"Yo la maté, sé que fui yo; pero estoy arrepentido, siempre me sentiré como un monstruo"

Familiares de la víctima, hoy en la Ciudad de la Justicia./
Familiares de la víctima, hoy en la Ciudad de la Justicia.

El acusado de asesinar a su expareja, la profesora de inglés hallada muerta en su piso en marzo de 2014 en Torremolinos, asegura que llevaba el arma blanca para suicidarse

JUAN CANOMálaga

Sí, la maté. No tengo seguridad de todo lo que pasó, pero sé que fui yo, con mis manos, con el cuchillo. Carlos Río ha respondido de esta forma a la primera pregunta que ha formulado la fiscal, que lo acusa de asesinar a Ana María González, la profesora de inglés hallada muerta, con 30 heridas de arma blanca, en su piso de Torremolinos el 5 de marzo de 2014. La representante del Ministerio Público ha modificado sus conclusiones provisionales y aumenta la pena solicitada a 25 años al considerar que hubo "ensañamiento y alevosía"

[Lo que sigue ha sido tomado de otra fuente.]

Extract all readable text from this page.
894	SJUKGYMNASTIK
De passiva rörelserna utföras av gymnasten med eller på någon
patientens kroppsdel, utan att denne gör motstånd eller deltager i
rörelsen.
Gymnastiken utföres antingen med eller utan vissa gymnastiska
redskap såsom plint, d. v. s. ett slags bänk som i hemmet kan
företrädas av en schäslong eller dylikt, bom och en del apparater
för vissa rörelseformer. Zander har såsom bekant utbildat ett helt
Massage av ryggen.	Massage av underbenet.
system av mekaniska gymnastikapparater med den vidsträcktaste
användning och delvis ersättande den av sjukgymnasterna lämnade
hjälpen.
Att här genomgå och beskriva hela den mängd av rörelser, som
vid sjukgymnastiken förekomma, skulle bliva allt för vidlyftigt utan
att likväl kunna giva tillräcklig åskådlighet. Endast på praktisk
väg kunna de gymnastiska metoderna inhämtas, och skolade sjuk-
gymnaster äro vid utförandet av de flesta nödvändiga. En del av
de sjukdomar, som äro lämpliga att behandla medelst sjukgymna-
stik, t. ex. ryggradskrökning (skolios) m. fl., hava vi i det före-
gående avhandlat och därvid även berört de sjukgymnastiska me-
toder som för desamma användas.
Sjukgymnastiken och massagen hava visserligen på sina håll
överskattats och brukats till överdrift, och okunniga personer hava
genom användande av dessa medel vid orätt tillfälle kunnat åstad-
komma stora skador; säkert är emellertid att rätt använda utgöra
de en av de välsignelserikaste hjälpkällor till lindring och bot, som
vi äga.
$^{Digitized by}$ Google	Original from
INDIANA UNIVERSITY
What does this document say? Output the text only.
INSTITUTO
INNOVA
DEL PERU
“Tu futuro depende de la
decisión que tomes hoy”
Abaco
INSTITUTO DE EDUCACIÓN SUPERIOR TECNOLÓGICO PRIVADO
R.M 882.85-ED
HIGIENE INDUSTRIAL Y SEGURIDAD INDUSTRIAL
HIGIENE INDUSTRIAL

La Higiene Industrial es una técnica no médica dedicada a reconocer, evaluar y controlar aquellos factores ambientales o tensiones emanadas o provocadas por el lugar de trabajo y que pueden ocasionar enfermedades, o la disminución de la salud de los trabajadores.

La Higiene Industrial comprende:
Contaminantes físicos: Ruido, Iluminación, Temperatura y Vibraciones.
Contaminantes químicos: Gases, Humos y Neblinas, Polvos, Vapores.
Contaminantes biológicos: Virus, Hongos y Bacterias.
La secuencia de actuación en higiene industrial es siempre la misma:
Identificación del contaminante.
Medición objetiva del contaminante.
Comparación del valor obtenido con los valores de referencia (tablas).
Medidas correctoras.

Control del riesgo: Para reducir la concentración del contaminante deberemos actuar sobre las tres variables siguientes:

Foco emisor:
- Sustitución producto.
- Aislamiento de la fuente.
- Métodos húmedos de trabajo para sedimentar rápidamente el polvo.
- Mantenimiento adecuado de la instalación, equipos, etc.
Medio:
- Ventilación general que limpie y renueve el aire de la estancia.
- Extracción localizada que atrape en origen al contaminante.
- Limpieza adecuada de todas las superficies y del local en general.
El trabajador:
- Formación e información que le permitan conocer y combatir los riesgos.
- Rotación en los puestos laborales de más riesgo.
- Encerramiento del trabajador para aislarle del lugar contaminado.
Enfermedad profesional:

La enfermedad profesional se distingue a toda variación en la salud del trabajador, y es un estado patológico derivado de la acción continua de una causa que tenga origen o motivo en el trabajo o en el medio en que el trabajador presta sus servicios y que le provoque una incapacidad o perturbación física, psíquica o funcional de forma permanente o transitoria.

El acusado, que mantuvo con la víctima una relación sentimental durante siete años, reconoció los hechos, aunque negó haber acudido a su domicilio con el plan premeditado de matarla, sino para suicidarse delante de ella. Estoy arrepentido, siempre me sentiré como un monstruo", ha añadido.

Esta mañana ha arrancado el juicio contra Río, quien se sienta ante los miembros de un jurado popular y se enfrenta a los 20 años de cárcel que pide para él la Fiscalía, quien le acusa de un delito de asesinato alevoso. Asimismo, el representante del Ministerio Fiscal solicita 200.000 euros de indemnización para los herederos de la mujer, que trabajaba como profesora de inglés en el colegio Mar Argentea, donde era muy querida por los alumnos y por todos los que la conocían.

El día de los hechos, por la mañana, el procesado compró un cuchillo de 25 centímetros de hoja «con la intención decidida de acabar con la vida de su expareja», explica la fiscal en su escrito de acusación. Para ello aprovechó que Ana Isabel le había llamado porque necesitaba un justificante médico para presentarlo en su trabajo, relacionado con la hospitalización de él a causa de un infarto. Por ese motivo se fue al domicilio de la víctima con el arma escondida entre sus ropas.

Tras una fuerte disputa, el acusado «de forma sorpresiva y sin mediar palabra alguna», explica la acusación pública, le asestó una primera puñalada en el cuello, «sin darle posibilidad de defensa», a Ana Isabel que estaba parcialmente girada y no se percató del ataque, añade la fiscal.

«No me mates, por favor», llegó a suplicar la víctima, pero su expareja prosiguió asestándole cuchilladas en la cabeza y en el cuello, «causándole heridas que por su situación y circunstancias no buscaban más que aumentar el sufrimiento de la víctima, que nada pudo hacer por defenderse, añade el escrito acusatorio.

La mujer, natural de Aranda de Duero, fue hallada muerta por sus padres. No existían denuncias previas ni antecedentes entre la pareja, siempre según se recoge en el escrito del fiscal.